Another waste component which can be treated by the method of the present invention comprises spheroidal resin waste from ion exchange filters. These should be pretreated for introduction into the melt, preferably by plasticizing the moist or dried resins by mixing them with powdered clay and water. This plasticized mass can be brought into a form suitable for filling by extrusion and portioning, preferably after drying the shaped bodies in a continuous oven at temperatures around t ° C. at which the organic resin matrix is burned. SoL'he dried clay bodies contain practically the complete activity inventory of the incorporated resins. _{With the proportion of SiO 2} i: :) d Al ₂ O ₃ from the clay powder, they also contribute to the amount of oxide required for glass formation.

The aforementioned waste is collected together with aggregates, for example silicates in the form of clay powder, Filled with quartz sand and kieselguhr, either individually in components or after mixing the liquid and powder waste and the aggregate in an intermediate container. Here can Dosing and transport are facilitated by pelletizing, which also includes intermediate storage in silos after filling a certain amount with the help of the electrodes S the heating performed. The required heating power is, for example, 4OkW. When melting further mixture can be added, which is seated on the glass labeled 25, as indicated at 26 The crucible 6 is thus in a melting process of, for example, 8 hours into the region of the flange 2 filled up. The crucible is then allowed to cool. The cooling can be achieved through a thermal insulation jacket 28 can be controlled so that the glass matrix is intact, i.e. H. is preserved without cracks. The cooling off takes 15 hours, for example. During the heating process, a negative pressure is created inside the furnace hood 12 of 0.01 bar maintained so that no activity escapes to the outside

After cooling, the furnace hood 12 is lifted off. The current guides 17 separate from the Electrons 8 that remain in the glass mass. The crucible is then just inactive with one Cement paste filled up so that a cover is given. In addition, a sheet metal plate can be placed on the flange 2 are placed and welded to this.
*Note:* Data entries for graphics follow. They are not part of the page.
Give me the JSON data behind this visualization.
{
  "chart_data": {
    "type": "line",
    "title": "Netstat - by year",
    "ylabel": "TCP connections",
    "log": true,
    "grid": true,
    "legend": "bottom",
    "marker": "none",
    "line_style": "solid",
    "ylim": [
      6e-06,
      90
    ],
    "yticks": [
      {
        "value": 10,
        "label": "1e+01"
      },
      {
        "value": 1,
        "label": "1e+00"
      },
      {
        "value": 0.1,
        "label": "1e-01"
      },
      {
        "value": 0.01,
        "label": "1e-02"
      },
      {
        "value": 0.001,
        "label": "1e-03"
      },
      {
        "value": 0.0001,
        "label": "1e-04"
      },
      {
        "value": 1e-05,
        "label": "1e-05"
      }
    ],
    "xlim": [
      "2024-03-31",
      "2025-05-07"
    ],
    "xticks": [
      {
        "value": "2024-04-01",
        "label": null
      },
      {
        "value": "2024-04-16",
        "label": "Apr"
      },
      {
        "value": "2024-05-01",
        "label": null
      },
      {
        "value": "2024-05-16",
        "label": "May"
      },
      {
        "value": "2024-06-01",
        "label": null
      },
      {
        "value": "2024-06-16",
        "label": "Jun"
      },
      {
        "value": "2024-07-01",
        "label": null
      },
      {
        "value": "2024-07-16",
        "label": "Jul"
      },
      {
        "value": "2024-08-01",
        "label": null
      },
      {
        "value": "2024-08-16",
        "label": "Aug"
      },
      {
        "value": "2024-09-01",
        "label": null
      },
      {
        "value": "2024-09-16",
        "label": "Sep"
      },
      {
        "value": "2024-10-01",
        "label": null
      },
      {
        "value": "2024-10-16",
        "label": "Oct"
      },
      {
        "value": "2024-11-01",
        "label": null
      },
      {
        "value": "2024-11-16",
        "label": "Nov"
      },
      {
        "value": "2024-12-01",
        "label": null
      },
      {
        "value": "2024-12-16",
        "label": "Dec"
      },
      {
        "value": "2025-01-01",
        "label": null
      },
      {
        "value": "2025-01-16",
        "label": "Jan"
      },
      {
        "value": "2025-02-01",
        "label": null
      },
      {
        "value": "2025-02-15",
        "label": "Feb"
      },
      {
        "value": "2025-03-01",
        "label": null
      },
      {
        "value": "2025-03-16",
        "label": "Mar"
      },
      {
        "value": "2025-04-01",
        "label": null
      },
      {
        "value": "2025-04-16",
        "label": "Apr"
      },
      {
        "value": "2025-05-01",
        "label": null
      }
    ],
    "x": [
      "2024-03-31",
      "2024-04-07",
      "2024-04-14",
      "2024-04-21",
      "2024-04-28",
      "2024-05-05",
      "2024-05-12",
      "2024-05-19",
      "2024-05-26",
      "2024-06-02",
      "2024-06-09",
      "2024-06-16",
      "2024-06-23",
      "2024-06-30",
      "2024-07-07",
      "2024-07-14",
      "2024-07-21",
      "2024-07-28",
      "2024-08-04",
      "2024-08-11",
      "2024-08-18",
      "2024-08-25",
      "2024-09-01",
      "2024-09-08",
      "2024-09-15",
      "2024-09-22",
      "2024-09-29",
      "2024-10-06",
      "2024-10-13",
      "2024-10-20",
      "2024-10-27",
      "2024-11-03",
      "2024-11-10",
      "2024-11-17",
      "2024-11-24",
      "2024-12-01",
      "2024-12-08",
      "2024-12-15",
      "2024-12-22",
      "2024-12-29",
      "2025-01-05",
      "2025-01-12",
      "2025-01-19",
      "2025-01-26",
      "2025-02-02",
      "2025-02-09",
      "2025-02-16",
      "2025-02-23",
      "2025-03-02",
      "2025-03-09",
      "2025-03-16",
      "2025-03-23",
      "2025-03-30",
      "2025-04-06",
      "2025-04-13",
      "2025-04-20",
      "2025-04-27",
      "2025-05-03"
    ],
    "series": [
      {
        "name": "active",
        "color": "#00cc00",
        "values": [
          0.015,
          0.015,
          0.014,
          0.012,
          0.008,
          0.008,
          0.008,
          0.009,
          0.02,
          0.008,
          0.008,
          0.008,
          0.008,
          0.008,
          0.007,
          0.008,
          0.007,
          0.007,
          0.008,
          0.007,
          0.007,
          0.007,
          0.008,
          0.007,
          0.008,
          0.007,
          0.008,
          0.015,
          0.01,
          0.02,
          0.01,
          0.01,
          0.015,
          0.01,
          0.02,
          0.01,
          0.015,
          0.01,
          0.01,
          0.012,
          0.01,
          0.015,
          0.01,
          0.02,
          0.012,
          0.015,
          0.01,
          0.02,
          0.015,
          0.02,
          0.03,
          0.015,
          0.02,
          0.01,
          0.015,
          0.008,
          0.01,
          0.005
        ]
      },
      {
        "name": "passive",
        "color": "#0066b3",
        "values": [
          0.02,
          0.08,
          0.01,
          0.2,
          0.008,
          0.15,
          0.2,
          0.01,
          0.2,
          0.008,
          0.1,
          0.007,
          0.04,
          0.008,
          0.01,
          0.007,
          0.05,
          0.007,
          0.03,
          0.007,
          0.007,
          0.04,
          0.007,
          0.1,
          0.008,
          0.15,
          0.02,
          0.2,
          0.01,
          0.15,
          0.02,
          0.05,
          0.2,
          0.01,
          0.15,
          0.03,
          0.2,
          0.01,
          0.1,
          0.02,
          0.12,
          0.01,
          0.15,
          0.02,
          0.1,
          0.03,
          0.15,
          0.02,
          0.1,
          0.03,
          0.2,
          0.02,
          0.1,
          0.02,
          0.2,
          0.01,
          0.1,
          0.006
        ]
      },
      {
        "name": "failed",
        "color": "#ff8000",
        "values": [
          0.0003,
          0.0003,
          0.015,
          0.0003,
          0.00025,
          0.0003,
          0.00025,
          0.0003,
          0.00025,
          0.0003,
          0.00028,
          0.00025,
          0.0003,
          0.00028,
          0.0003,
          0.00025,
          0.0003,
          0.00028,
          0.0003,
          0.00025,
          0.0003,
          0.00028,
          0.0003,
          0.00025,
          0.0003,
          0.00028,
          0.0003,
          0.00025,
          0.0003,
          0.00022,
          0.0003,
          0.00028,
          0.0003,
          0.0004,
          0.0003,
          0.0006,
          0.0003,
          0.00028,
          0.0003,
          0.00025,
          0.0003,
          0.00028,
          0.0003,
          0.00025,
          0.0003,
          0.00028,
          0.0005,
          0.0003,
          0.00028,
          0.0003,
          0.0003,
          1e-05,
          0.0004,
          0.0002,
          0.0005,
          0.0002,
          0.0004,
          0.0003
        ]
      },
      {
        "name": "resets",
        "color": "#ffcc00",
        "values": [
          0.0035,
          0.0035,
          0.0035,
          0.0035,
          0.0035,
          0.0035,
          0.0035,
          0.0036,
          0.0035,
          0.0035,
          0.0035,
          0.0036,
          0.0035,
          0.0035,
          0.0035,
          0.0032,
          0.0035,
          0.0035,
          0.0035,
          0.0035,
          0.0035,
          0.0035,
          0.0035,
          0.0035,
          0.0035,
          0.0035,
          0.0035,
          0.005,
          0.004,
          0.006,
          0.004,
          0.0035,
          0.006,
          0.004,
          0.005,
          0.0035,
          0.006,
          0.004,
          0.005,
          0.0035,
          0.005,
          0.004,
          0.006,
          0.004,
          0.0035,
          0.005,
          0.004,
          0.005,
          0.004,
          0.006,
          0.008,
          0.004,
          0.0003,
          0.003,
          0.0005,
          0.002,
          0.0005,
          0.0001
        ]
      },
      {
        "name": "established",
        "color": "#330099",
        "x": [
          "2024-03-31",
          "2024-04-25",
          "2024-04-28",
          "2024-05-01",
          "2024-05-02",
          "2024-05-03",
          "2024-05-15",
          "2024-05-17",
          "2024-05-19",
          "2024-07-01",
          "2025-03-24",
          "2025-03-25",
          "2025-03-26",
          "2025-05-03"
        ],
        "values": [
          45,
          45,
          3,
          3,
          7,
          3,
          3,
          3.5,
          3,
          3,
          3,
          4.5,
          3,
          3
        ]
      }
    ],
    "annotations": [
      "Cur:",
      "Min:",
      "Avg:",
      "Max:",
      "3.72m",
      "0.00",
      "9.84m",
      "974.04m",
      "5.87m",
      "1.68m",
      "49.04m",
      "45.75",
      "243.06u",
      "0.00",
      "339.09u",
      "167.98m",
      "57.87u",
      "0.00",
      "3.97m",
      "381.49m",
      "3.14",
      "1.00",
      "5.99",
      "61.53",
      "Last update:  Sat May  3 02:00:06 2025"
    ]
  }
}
The method according to the invention results in easy-to-manufacture, leach-resistant containers of low to medium-level active waste, which is in a very concentrated form. The containers are in this form Also easy to transport, as they are handled with the lifting gear intended for standard drums can.

1 sheet of drawings

Claims (6)

Patent claims: 1. Procedure for conditioning radioactive waste that is sent to a final storage facility The crucible is filled in and melted there by supplying the heat of fusion with the aid of electrodes that are supplied via power leads through a furnace hood above the crucible energized, with radioactive waste being refilled until the crucible is filled, characterized in that the furnace hood (12) before the melting process is placed tightly on the crucible (6) that the electrodes (8) in a mixture to be vitrified are arranged protruding from the waste and aggregates that the electrodes (8) in the Crucible (6) are left when the furnace hood (12) is removed, and that the crucible (6) C £ sh cooling topped up with cement paste will. 2. The method according to claim 1, characterized in that that the crucible (6) to slow down the cooling with an outer insulating jacket (28) is surrounded. 3. The method according to any one of claims 1 to 2, characterized in that the radioactive waste be poured through the furnace hood (12) into the crucible (6). 4. Oven hood for performing the method according to one of claims 1 to 3, characterized in that that a hood-shaped metal body (13) a flange (14) to / n sealing attachment the crucible (6) aurwsist that in the wall of the Metal body (13) at least * white electrical insulating bodies (16) are attached to the power supply lines (17) that a filling pipe through the metal body (13) (20) leads inwards into the area enclosed by the flange (14). 5. Furnace hood according to claim 4, characterized in that that the electrodes (8) are made of high-temperature-resistant metal and are connected to the power supply lines (17) are connected via plug connections (9). 6. Furnace hood according to claim 4 or 5, characterized in that three symmetrically distributed Power supply lines (17) are provided for connection to a three-phase network.